Are options a type of security that conservative investors should consider out of their league? It depends on how they’re used — keeping in mind that they’re typically used for speculation.

An option is a contract that grants the buyer the right to transact a specified asset at a fixed price before a specified date.

The buyer can choose to exercise the option at any time during the specified period, or allow the option to lapse. He can also sell the option during the time period at the prevailing price.

Options on stock come in two forms, “calls” and “puts.” A call is the option to purchase a specific number of shares at a specified price for a specific time frame (generally for 30, 60 or 90 days). A put is the right to sell a specific number of shares at a specific price for a specified time frame.

If you believe that a stock is going to increase in price in the short term, you might buy calls. If you believe the share prices will fall, you might buy puts.

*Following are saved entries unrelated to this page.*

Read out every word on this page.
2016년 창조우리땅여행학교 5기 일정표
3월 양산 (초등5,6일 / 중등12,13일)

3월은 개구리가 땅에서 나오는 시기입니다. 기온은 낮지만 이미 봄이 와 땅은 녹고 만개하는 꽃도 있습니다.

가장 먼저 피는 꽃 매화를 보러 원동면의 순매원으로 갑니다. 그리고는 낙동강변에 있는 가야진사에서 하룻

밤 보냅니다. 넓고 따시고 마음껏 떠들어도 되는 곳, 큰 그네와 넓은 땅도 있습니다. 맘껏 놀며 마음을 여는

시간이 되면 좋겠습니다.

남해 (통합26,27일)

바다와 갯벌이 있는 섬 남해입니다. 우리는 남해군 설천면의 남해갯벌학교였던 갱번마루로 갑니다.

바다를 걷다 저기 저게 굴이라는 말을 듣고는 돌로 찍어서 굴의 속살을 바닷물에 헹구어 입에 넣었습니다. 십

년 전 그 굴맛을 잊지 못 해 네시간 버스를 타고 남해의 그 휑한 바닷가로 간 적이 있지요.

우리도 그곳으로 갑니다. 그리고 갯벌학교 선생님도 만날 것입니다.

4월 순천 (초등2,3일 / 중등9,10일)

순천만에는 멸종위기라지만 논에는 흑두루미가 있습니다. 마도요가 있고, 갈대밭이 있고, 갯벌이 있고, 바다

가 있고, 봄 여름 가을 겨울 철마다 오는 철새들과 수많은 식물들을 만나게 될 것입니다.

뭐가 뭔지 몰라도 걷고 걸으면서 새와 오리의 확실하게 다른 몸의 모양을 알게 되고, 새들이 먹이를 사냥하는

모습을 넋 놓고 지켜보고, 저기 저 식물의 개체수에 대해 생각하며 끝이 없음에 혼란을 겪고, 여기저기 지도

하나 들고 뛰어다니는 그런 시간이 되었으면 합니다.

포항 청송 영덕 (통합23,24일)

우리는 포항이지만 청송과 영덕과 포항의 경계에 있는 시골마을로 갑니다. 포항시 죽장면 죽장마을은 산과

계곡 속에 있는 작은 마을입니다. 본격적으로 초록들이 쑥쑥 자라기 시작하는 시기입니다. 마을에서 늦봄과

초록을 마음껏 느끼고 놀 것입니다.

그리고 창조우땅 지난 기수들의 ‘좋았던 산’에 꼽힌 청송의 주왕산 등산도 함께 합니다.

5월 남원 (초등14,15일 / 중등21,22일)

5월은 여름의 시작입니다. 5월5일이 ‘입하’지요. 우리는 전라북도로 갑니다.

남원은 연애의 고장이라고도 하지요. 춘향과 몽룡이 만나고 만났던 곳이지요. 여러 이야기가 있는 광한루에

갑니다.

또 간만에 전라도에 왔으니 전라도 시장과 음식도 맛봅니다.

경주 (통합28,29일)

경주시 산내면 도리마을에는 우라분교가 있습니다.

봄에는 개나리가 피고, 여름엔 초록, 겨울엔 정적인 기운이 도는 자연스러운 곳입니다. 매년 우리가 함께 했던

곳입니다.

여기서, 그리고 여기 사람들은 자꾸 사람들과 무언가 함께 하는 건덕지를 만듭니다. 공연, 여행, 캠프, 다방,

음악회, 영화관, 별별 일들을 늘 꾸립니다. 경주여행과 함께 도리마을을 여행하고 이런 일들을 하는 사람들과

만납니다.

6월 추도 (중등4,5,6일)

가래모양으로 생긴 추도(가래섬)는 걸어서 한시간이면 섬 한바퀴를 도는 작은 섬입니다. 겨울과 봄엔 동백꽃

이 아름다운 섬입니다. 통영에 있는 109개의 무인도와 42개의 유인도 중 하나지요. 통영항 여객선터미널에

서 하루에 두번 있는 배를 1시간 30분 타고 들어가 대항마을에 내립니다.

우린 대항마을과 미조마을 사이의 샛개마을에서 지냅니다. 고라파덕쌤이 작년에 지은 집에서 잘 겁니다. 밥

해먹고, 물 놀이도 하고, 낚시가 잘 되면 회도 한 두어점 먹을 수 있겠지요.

Why buy call options instead of actual shares in the first scenario? Options increase your leverage, which increases your return. The downside is that if the stock does not increase in value, and the option expires, you lose 100 percent of your investment.

Suppose you like a stock that sells for $18. You think that during the next 90 days the price will be close to $25. You purchase five, 90-day call options (100 shares per option) of the stock at $20 (known as the strike price) for $1/share. The cost to you is $500 plus commission (for example, $20). If the stock does poorly, and never increases in price, there is no reason to execute the option at the end of 90 days, in which case you have lost $520.

On the other hand, if the stock does increase, you can execute the option during the 90-day period, or sell it any time during that period. Until expiration, there will be an active market for your option. Assume that near the end of 90 days, the stock price is $23, and therefore the options are worth $300. You sell all five options for $1,500, less commission, for a net profit of $960, a return of 192 percent. (Note that if you want the stock, you can exercise the option.)

If you had purchased the common stock outright, the profit at the end of 90 days would have been approximately 28 percent (a gain of $5 on an investment of $18). However, if the stock stayed at $18, you would have no loss, while you would have lost 100 percent of your option purchase.

So buying calls is riskier than buying stock but pays much more when the investor’s bet is correct. (Puts work much the same way, but in reverse.)

So what business would a conservative investor have in dealing with options? Here’s an example: Suppose you own common stock, and you do not want to sell but are concerned about a possible drop in price. You could protect your position by buying puts.

And then there is a trade known as a “covered call.”

Assume you purchased a common stock 9 months ago at $20, and now it’s selling for $28. If you sell it today, you would have a profit of $8 per share. However, since you haven’t held it for a year, you would owe ordinary income taxes on the gain. You are unsure whether the price will go up further. You tell your broker you are willing to sell your stock for 90 days at $30/share. You are effectively selling a call. The amount you receive will be based on the perceived volatility of the stock (assume $1.50 per share). If the stock goes above $30, the option will be executed, and you will no longer have the stock. If the option is not executed, you keep any dividend declared during the 90-day period in addition to the amount you received for selling the call, and you could then sell another call.

Although some conservative investors utilize these, covered calls are not that conservative. The downside is that you still retain the risk of any drop in price, and you lose the opportunity of any significant increase in price.